NIK sebagai nomor identitas tunggal diakses oleh petugas Kependudukan dan Pencatatan Sipil (Dukcapil) untuk memperbaharui (update) sesuai peristiwa kependudukan (population events) dan peristiwa penting (vital events) yang dialami oleh penduduk sejak lahir hingga meninggal dunia.
Peristiwa kependudukan, antara lain peristiwa yang terjadi karena pindah-datang (berubah domisili); karena perubahan pendidikan yang ditammatkan, karena perubahan jenis pekerjaan atau karena perubahan lainnya yang bukan karena peristiwa penting. Sementara peristiwa penting, peristiwa yang terjadi karena kelahiran, perkawinan, perceraian, kematian, pengangkatan anak, pengakuan anak, pengesahan anak, perubahan nama, perubahan jenis kelamin, perubahan status kewarganegaraan atau peristiwa penting lainnya.
NIK sebagai nomor identitas tunggal diakses oleh petugas Dukcapil untuk proses pembuatan Kartu Tanda Penduduk Elektronik (KTP-el) yang diawali dengan perekaman biometrik (sidik jari, iris mata, pas foto dan tanda tangan) terhadap penduduk berusia wajib memiliki KTP. Perekaman biometrik merupakan proses penunggalan (deduplicate) data orang per orang dalam database kependudukan.
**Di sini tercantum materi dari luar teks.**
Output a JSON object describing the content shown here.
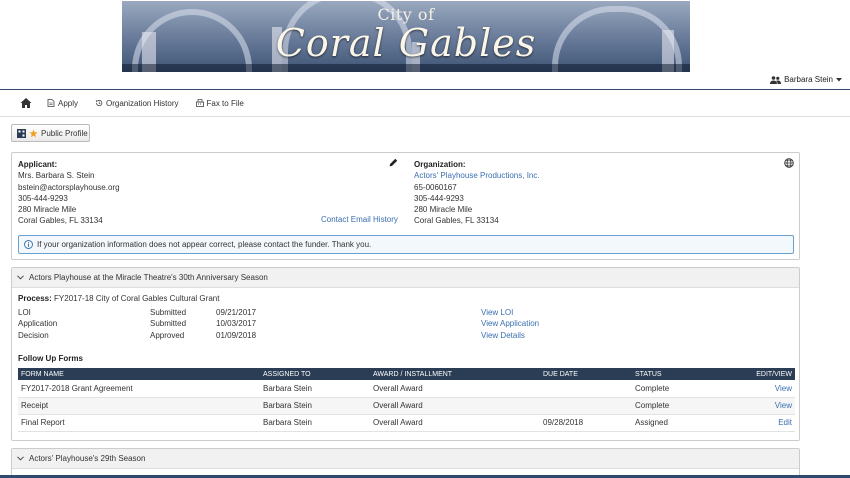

Manakala penduduk dengan sengaja atau tidak sengaja melakukan perekaman KTP-el lebih dari satu kali, sistem penunggalan biometrik dapat mendeteksi dan menandai bahwa penduduk yang sama merekam biometrik lebih dari satu kali (duplicate record). Perekaman kedua, ketiga dan seterusnya TIDAK TERCETAK KTP-el. Oleh karena itu SATU IDENTITAS, SATU KTP-el untuk setiap penduduk.